All these efforts will be nullified unless industry itself concentrates on raising its efficiency. I have noticed in the public discussions that everybody's mind turns on the efficiency of the workers. Efficiency must be meant in a broader sense than that. It is not even efficiency in the finishing end of industry or part of an industry. If you take the metallurgical industry as an example, and want to study efficiency, you must go from the raw material, coal, right up to the finished product, and see whether in each stage you have an efficient and well conducted operation, just as much as on the horizontal basis you study the product at a particular stage. When we discuss efficiency we cannot have somebody just butting in with a lot of out-of-date selling price arrangements, carrying redundant capital, paying each other levies and all the rest of it, and adding them on to the price and creating a moribund attitude to the whole development of their industries. That is not efficiency. While efficiency will be applied generally, there is the difficulty of localised unemployment. It may develop in particular industries for particular reasons.

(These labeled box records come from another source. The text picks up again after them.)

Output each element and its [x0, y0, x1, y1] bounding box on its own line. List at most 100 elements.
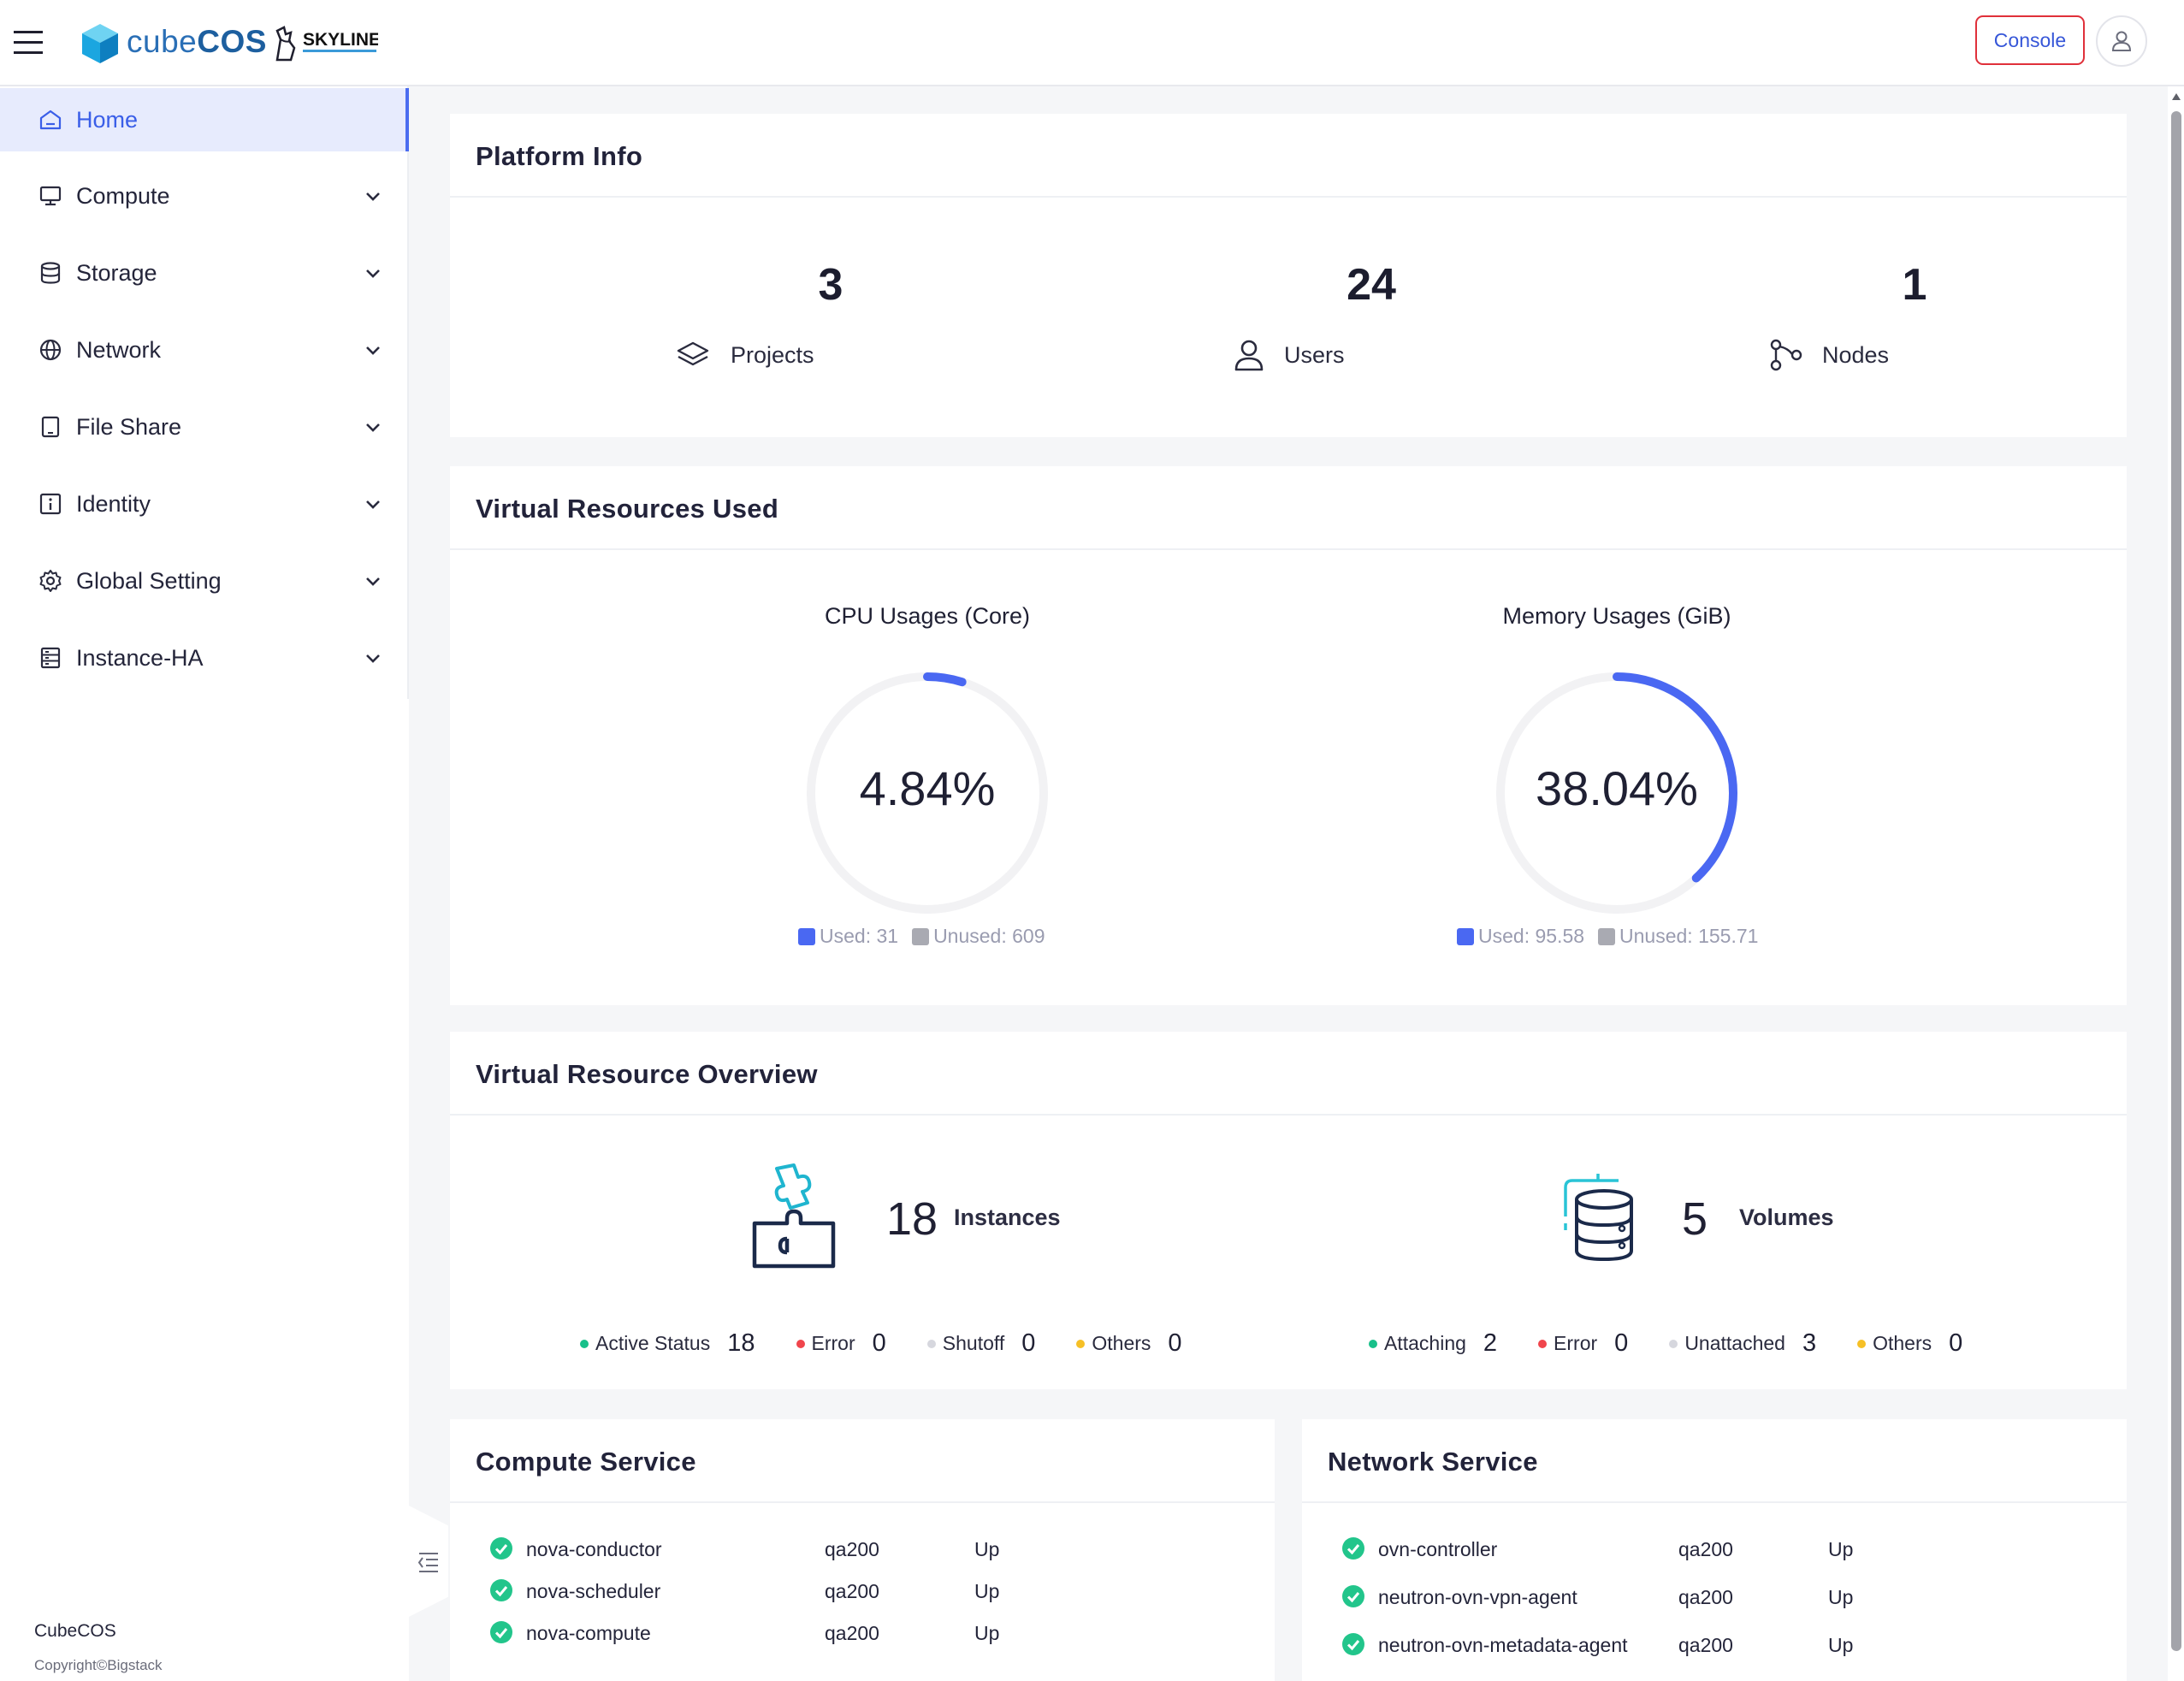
projects-count: 3	[818, 260, 843, 310]
service-name: ovn-controller	[1378, 1538, 1498, 1560]
sidebar-item-network[interactable]: Network	[0, 318, 407, 382]
skyline-logo-icon: SKYLINE	[275, 26, 378, 62]
cpu-legend: Used: 31 Unused: 609	[798, 925, 1045, 948]
volumes-count: 5	[1682, 1193, 1708, 1245]
status-dot	[1857, 1339, 1867, 1348]
status-dot	[580, 1339, 589, 1348]
instances-count: 18	[886, 1193, 938, 1245]
sidebar-item-identity[interactable]: Identity	[0, 472, 407, 536]
card-title: Platform Info	[476, 141, 643, 171]
unused-legend-swatch	[912, 927, 930, 945]
service-host: qa200	[1678, 1586, 1733, 1608]
check-circle-icon	[1342, 1585, 1364, 1607]
puzzle-instances-icon	[752, 1163, 836, 1269]
cpu-used-label: Used: 31	[820, 925, 899, 947]
status-label: Active Status	[595, 1332, 711, 1354]
globe-icon	[39, 339, 62, 361]
card-title: Network Service	[1328, 1447, 1538, 1477]
users-label: Users	[1284, 342, 1345, 368]
chevron-down-icon	[366, 423, 380, 432]
volumes-label: Volumes	[1739, 1205, 1834, 1230]
gauge-used-arc	[1496, 672, 1737, 914]
database-icon	[40, 262, 61, 284]
status-count: 0	[1021, 1329, 1036, 1357]
top-header: cubeCOS SKYLINE Console	[0, 0, 2184, 86]
service-host: qa200	[1678, 1538, 1733, 1560]
memory-legend: Used: 95.58 Unused: 155.71	[1457, 925, 1758, 948]
card-title: Virtual Resources Used	[476, 494, 779, 524]
projects-label: Projects	[731, 342, 814, 368]
home-icon	[39, 110, 62, 130]
user-icon	[2111, 31, 2132, 51]
network-service-card: Network Service ovn-controller qa200 Up …	[1302, 1419, 2127, 1681]
status-label: Shutoff	[942, 1332, 1005, 1354]
sidebar-item-label: Global Setting	[76, 567, 222, 594]
service-state: Up	[974, 1622, 1000, 1644]
footer-product-name: CubeCOS	[34, 1621, 116, 1641]
sidebar-collapse-tab[interactable]	[409, 1506, 448, 1617]
platform-info-card: Platform Info 3 Projects 24 Users 1 Node…	[450, 114, 2127, 437]
service-host: qa200	[825, 1622, 879, 1644]
status-count: 2	[1483, 1329, 1498, 1357]
monitor-icon	[39, 186, 62, 206]
card-header: Virtual Resource Overview	[450, 1032, 2127, 1116]
status-count: 3	[1802, 1329, 1817, 1357]
service-name: nova-scheduler	[526, 1580, 661, 1602]
status-label: Others	[1873, 1332, 1932, 1354]
scrollbar-thumb[interactable]	[2171, 111, 2181, 1651]
gear-icon	[39, 570, 62, 592]
virtual-resource-overview-card: Virtual Resource Overview 18 Instances A…	[450, 1032, 2127, 1389]
card-header: Network Service	[1302, 1419, 2127, 1503]
service-state: Up	[974, 1538, 1000, 1560]
sidebar	[0, 86, 409, 1681]
user-icon	[1234, 340, 1264, 371]
status-label: Unattached	[1684, 1332, 1785, 1354]
cpu-unused-label: Unused: 609	[933, 925, 1045, 947]
sidebar-divider	[407, 86, 409, 699]
instances-label: Instances	[954, 1205, 1061, 1230]
status-dot	[1076, 1339, 1086, 1348]
card-title: Compute Service	[476, 1447, 696, 1477]
service-name: neutron-ovn-metadata-agent	[1378, 1634, 1628, 1656]
sidebar-item-compute[interactable]: Compute	[0, 164, 407, 228]
sidebar-item-label: Storage	[76, 259, 157, 286]
check-circle-icon	[490, 1621, 512, 1643]
status-label: Error	[811, 1332, 855, 1354]
card-header: Virtual Resources Used	[450, 466, 2127, 550]
chevron-down-icon	[366, 500, 380, 509]
collapse-menu-icon[interactable]	[416, 1550, 441, 1574]
service-row: nova-conductor qa200 Up	[450, 1531, 1275, 1566]
check-circle-icon	[490, 1537, 512, 1560]
brand-name: cubeCOS	[127, 24, 267, 59]
chevron-down-icon	[366, 192, 380, 201]
used-legend-swatch	[1457, 927, 1474, 945]
chevron-down-icon	[366, 346, 380, 355]
unused-legend-swatch	[1598, 927, 1616, 945]
console-button[interactable]: Console	[1975, 15, 2085, 65]
sidebar-item-file-share[interactable]: File Share	[0, 395, 407, 459]
sidebar-item-label: Instance-HA	[76, 644, 204, 671]
database-volumes-icon	[1564, 1174, 1633, 1262]
status-count: 18	[727, 1329, 755, 1357]
service-row: neutron-ovn-vpn-agent qa200 Up	[1302, 1579, 2127, 1613]
scroll-up-arrow-icon[interactable]	[2170, 91, 2182, 103]
user-avatar[interactable]	[2096, 15, 2147, 67]
sidebar-item-global-setting[interactable]: Global Setting	[0, 549, 407, 613]
service-host: qa200	[1678, 1634, 1733, 1656]
nodes-icon	[1770, 339, 1802, 371]
sidebar-item-storage[interactable]: Storage	[0, 241, 407, 305]
status-label: Attaching	[1384, 1332, 1466, 1354]
status-dot	[926, 1339, 936, 1348]
check-circle-icon	[1342, 1537, 1364, 1560]
chevron-down-icon	[366, 577, 380, 586]
status-dot	[796, 1339, 805, 1348]
service-state: Up	[1828, 1586, 1854, 1608]
sidebar-item-instance-ha[interactable]: Instance-HA	[0, 626, 407, 690]
service-state: Up	[974, 1580, 1000, 1602]
virtual-resources-used-card: Virtual Resources Used CPU Usages (Core)…	[450, 466, 2127, 1005]
menu-icon[interactable]	[12, 26, 46, 60]
service-state: Up	[1828, 1538, 1854, 1560]
service-name: nova-compute	[526, 1622, 651, 1644]
sidebar-item-home[interactable]: Home	[0, 88, 409, 151]
status-count: 0	[1949, 1329, 1963, 1357]
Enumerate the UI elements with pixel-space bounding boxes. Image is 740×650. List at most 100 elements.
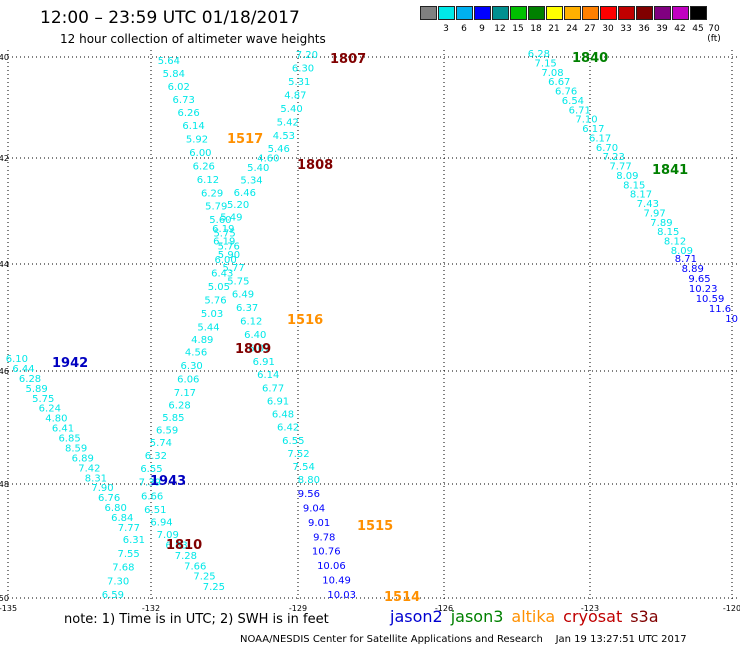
colorbar-label: 21 [548,24,560,34]
wave-height-value: 6.42 [277,423,299,434]
wave-height-value: 6.28 [19,374,41,385]
wave-height-value: 6.48 [272,410,294,421]
pass-time-label: 1942 [52,356,88,371]
wave-height-value: 6.76 [555,87,577,98]
wave-height-value: 6.91 [267,396,289,407]
wave-height-value: 6.14 [257,370,279,381]
wave-height-value: 6.02 [168,82,190,93]
colorbar-swatch [510,6,527,20]
colorbar-swatch [636,6,653,20]
wave-height-value: 6.32 [145,451,167,462]
wave-height-value: 4.89 [191,335,213,346]
wave-height-value: 8.31 [85,473,107,484]
colorbar-swatch [528,6,545,20]
wave-height-value: 6.06 [177,374,199,385]
wave-height-value: 6.30 [181,361,203,372]
colorbar-swatch [420,6,437,20]
wave-height-value: 6.00 [214,255,236,266]
wave-height-value: 7.30 [107,576,129,587]
wave-height-value: 5.40 [280,104,302,115]
legend-item-altika: altika [511,607,556,626]
wave-height-value: 7.17 [174,388,196,399]
wave-height-value: 8.17 [630,190,652,201]
satellite-legend: jason2 jason3 altika cryosat s3a [390,607,667,626]
x-tick-label: -123 [581,604,599,613]
wave-height-value: 6.67 [548,77,570,88]
colorbar-label: 36 [638,24,650,34]
wave-height-value: 5.46 [268,144,290,155]
wave-height-value: 6.31 [123,535,145,546]
wave-height-value: 6.43 [211,269,233,280]
wave-height-value: 7.68 [112,563,134,574]
wave-height-value: 10.59 [696,294,725,305]
pass-time-label: 1515 [357,519,393,534]
pass-time-label: 1517 [227,132,263,147]
wave-height-value: 9.04 [303,503,325,514]
pass-time-label: 1841 [652,163,688,178]
wave-height-value: 10 [725,314,738,325]
wave-height-value: 4.53 [273,131,295,142]
wave-height-value: 6.46 [234,188,256,199]
wave-height-value: 5.64 [158,56,180,67]
legend-item-jason3: jason3 [450,607,504,626]
wave-height-value: 9.01 [308,518,330,529]
wave-height-value: 6.59 [102,590,124,601]
legend-item-s3a: s3a [630,607,659,626]
colorbar-swatch [474,6,491,20]
wave-height-value: 5.75 [213,228,235,239]
colorbar-label: 24 [566,24,578,34]
wave-height-value: 10.23 [689,284,718,295]
wave-height-value: 6.76 [98,493,120,504]
x-tick-label: -120 [723,604,740,613]
wave-height-value: 7.97 [643,208,665,219]
pass-time-label: 1807 [330,52,366,67]
wave-height-value: 6.49 [232,290,254,301]
colorbar-label: 70 (ft) [707,24,721,44]
wave-height-value: 7.66 [184,561,206,572]
wave-height-value: 8.15 [623,180,645,191]
wave-height-value: 5.77 [223,263,245,274]
wave-height-value: 6.26 [177,108,199,119]
wave-height-value: 5.60 [209,215,231,226]
wave-height-value: 8.09 [616,171,638,182]
wave-height-value: 5.31 [288,77,310,88]
wave-height-value: 6.19 [212,224,234,235]
credit-line: NOAA/NESDIS Center for Satellite Applica… [240,634,687,645]
colorbar-label: 27 [584,24,596,34]
wave-height-value: 6.14 [182,121,204,132]
wave-height-value: 5.79 [205,202,227,213]
wave-height-value: 6.24 [39,404,61,415]
wave-height-value: 6.70 [596,143,618,154]
wave-height-value: 7.54 [293,462,315,473]
legend-item-cryosat: cryosat [563,607,623,626]
colorbar-label: 12 [494,24,506,34]
wave-height-value: 7.10 [575,115,597,126]
colorbar-label: 18 [530,24,542,34]
wave-height-value: 8.89 [682,264,704,275]
wave-height-value: 6.91 [253,357,275,368]
wave-height-value: 7.77 [118,523,140,534]
wave-height-value: 6.55 [282,436,304,447]
pass-time-label: 1810 [166,538,202,553]
colorbar-swatch [564,6,581,20]
y-tick-label: -48 [0,480,9,489]
wave-height-value: 5.44 [197,323,219,334]
wave-height-value: 7.25 [203,582,225,593]
wave-height-value: 6.00 [189,148,211,159]
colorbar-label: 6 [461,24,467,34]
pass-time-label: 1516 [287,313,323,328]
colorbar-swatch [546,6,563,20]
wave-height-value: 8.71 [675,254,697,265]
wave-height-value: 6.40 [244,330,266,341]
wave-height-value: 8.15 [657,227,679,238]
pass-time-label: 1840 [572,51,608,66]
wave-height-points: 7.206.305.314.875.405.424.535.464.605.40… [6,49,738,601]
y-tick-label: -40 [0,53,9,62]
page-title: 12:00 – 23:59 UTC 01/18/2017 [40,8,300,28]
wave-height-value: 6.37 [236,303,258,314]
wave-height-value: 7.25 [193,572,215,583]
wave-height-value: 5.74 [150,438,172,449]
wave-height-value: 5.05 [208,282,230,293]
colorbar-label: 3 [443,24,449,34]
colorbar-label: 42 [674,24,686,34]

Last week there was a long discussion in the House on the distribution of industry, and I do not propose to refer to it, but perhaps I may be allowed to refer to the distribution, transfer and training of labour. Large scale transfer of labour is not, in my view, the answer to localised unemployment. Certain grave social disorders arise from it. One is that it denudes the areas concerned of their most valuable resources, their young man-power, and results in appalling waste of social capital which would be better spent on developments.

We do not, therefore, regard large scale transfers as the solution. At the same time, we must have mobility of labour; that is an essential condition. An expanding economy entails a certain degree of mobility of labour as well as of industry. I have not found in the war, given the right conditions, much difficulty in transferring labour [Interruption]. I know that difficulties have arisen from those I have taken, but there has not been much difficulty. If I had to direct people to jobs that were inferior, they very properly objected, but where the conditions have been pretty good I have not had very much trouble. There are other reasons why they may object—home reasons, and so on. I do not regard the transfer of women as I have had to do it in the war in the same category. It is a different problem altogether. One of the first things we must do is to establish training under Government auspices and no longer regard it as remedial action for long-term unemployment. It must be part and parcel of our economic system. It must be part of our permanent arrangements, and industrialists or anyone establishing an industry can help in this respect. I have seen works going up, and I have seen the unemployed standing about in the neighbourhood, but nobody has thought of beginning to train the unemployed while the works were actually being built. In very few cases have facilities been there, and my predecessors have had to go to the employers and say, "I have 10,000 unemployed and you must give them a preference in this area," or they have had to use persuasion, and all that kind of thing. There has been no organised attempt to have training programmes arranged in advance so that no time would be lost when the equipment and premises were ready to start up.

There will be an enormous lot to be done in that direction, and there must be a scientific approach by employers and trade unions. We must pay the trainees better than unemployment pay. It must be a step up to the full wages they will get in industry. We must have full co-operation with both sides of industry. I know how hard craft prejudices die, and there are good economic reasons for them all. If the State comes in in the development of full employment and the fears that have helped to produce these prejudices are removed, I think it is possible to get greater flexibility than we have hitherto had. One great trouble is that of housing. If a person has to move from one area to another and the only way he can get a habitation is to take up a mortgage and get his furniture on the hire-purchase system, it acts as a dead weight round him. Therefore, houses for rent are enormously important in order to get mobility of labour.